Очнулся Огонек на чем-то жестком. И в позвоночник нечто упиралось. Со слабым стоном, еще плохо соображая, сунул руку под спину и вытащил толстый обломанный сучок.
— Зараза, — пробормотал, — Ты хоть смотри, куда бросаешь. — И пришел в себя окончательно. Так и есть, они вне дома, вот он, оборотень, сидит на бревне и смеется.
— Все созвездия пересчитал? Ты такую околесицу нес… Я уже думал, все, последнего ума лишился.
— Как ты меня сюда притащил? — вопрос «зачем» задавать не имело смысла. Обычно ответ один — захотелось.
— Просто. Совсем рано утром, никто не видел. Так рано только Къятта встает, но он там, где медь добывают. Хорошо, что не здесь.
Вчерашнее вспомнилось. Башня, и дальше… Так и нет ничего? Не получилось? Или Огонек уже обладает какой-то Силой? Браслет плотно обхватывал руку, холодный.
Протянул ладонь, пытаясь не трогая пошевелить лист на ближайшем кусте. Кайе давился хохотом, наблюдая за его стараниями.

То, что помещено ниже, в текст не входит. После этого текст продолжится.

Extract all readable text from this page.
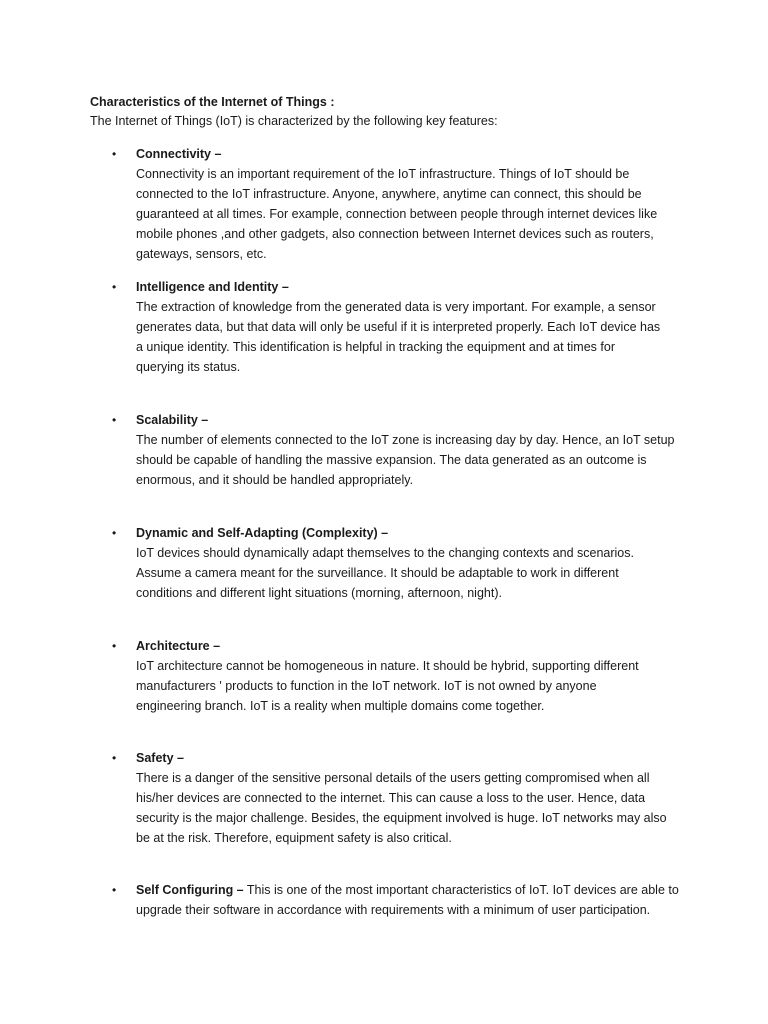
Characteristics of the Internet of Things :
The Internet of Things (IoT) is characterized by the following key features:
• Connectivity –
Connectivity is an important requirement of the IoT infrastructure. Things of IoT should be
connected to the IoT infrastructure. Anyone, anywhere, anytime can connect, this should be
guaranteed at all times. For example, connection between people through internet devices like
mobile phones ,and other gadgets, also connection between Internet devices such as routers,
gateways, sensors, etc.
• Intelligence and Identity –
The extraction of knowledge from the generated data is very important. For example, a sensor
generates data, but that data will only be useful if it is interpreted properly. Each IoT device has
a unique identity. This identification is helpful in tracking the equipment and at times for
querying its status.
• Scalability –
The number of elements connected to the IoT zone is increasing day by day. Hence, an IoT setup
should be capable of handling the massive expansion. The data generated as an outcome is
enormous, and it should be handled appropriately.
• Dynamic and Self-Adapting (Complexity) –
IoT devices should dynamically adapt themselves to the changing contexts and scenarios.
Assume a camera meant for the surveillance. It should be adaptable to work in different
conditions and different light situations (morning, afternoon, night).
• Architecture –
IoT architecture cannot be homogeneous in nature. It should be hybrid, supporting different
manufacturers ' products to function in the IoT network. IoT is not owned by anyone
engineering branch. IoT is a reality when multiple domains come together.
• Safety –
There is a danger of the sensitive personal details of the users getting compromised when all
his/her devices are connected to the internet. This can cause a loss to the user. Hence, data
security is the major challenge. Besides, the equipment involved is huge. IoT networks may also
be at the risk. Therefore, equipment safety is also critical.
• Self Configuring – This is one of the most important characteristics of IoT. IoT devices are able to
upgrade their software in accordance with requirements with a minimum of user participation.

— Смотри, сейчас ураган вызовешь!
— Эх! — в сердцах сказал подросток и встал. Ничего не вышло, так и думал. Или айо переменил решение… или попросту забавлялся с ним, обещая попробовать. Усмехнулся криво. Точно дурак. Поверил…
Оборотень поднялся тоже:
— Вот глупый. Настоящее чучело…
Шагнул вперед, повалил Огонька на траву со смехом, прижал зажившую рану на боку, и вдруг отдернул руки, испуганно глянув — вспомнил.
— Да все зажило давно! А то сам не видел! — Огонек вдохнул полной грудью пахнущий хвоей воздух. Что ж, нет так нет. — Надо было убить меня тогда… теперь мучайся, кошка дикая!
— Ах ты… — кинулся на Огонька, но подросток был начеку.
Мальчишки покатились по траве…
Горячие, сильные и легкие руки, лесной мусор в волосах, измазанная землей щека. Глазищи синие, сияющие радостью. Это — смерть? Это — чудовище? Айо был красив сейчас, красотой юного зверя. И смеялся он — от души, самозабвенно. Так же, как убивал.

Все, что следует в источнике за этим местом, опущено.